C++20 with concepts mostly reproduce the traits. C++17 with std::variants emulate enum/tagged union. Match is unmatched by C++, that's true.

Cargo is good for as long as there are few packages in there. Large projects already suffer from five versions of serde in one build and dependencies on FFI-connected libs that cargo itself cannot build. I mean look at the NPM nightmare — and they've mostly dodged FFI-s.

	▲	josephg an hour ago \| parent \| next [-]
		> Do note that binary trees are mostly an obsolete legacy today — they are way too cache-unfriendly. I mean you could have written similar code in C++ using std::vector or std::dequeue and get the bounds checking too. As a sibling comment said, its a b-tree not a binary tree. B-trees are - as far as I know - the fastest data structure on modern computers for the class of problems they solve. And yes, I think if I ever go back to C/C++ I'll try this approach out. It might also work great in GC languages like JS/TS/C#/Go because there's fewer pointers to keep track of. > Cargo is good for as long as there are few packages in there. Large projects already suffer from five versions of serde in one build and dependencies on FFI-connected libs that cargo itself cannot build. I mean look at the NPM nightmare — and they've mostly dodged FFI-s. I haven't run into the "five versions of serde" problem, but I can easily imagine it. I've lived NPM nightmares more times than I can count. But I'd still prefer that to all the problems you get from CMake, autotools and Makefiles. At this rate we're going to get self driving cars before we have a single sane build system for C.

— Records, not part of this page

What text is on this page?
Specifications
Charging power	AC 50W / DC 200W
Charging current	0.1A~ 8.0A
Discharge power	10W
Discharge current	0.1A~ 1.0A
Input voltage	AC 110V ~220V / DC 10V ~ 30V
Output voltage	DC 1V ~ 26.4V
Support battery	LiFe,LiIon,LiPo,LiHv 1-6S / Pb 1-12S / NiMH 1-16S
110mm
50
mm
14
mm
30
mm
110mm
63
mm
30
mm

	▲	EnPissant 2 hours ago \| parent \| prev [-]
		> Do note that binary trees are mostly an obsolete legacy today — they are way too cache-unfriendly BTree is not Binary Tree. It's B-Tree and is cache-friendly > C++20 with concepts mostly reproduce the traits. C++20 concepts are not the same as traits. Concepts are structural and awkward to use compared to Traits which are nominal. There are other important differences, too.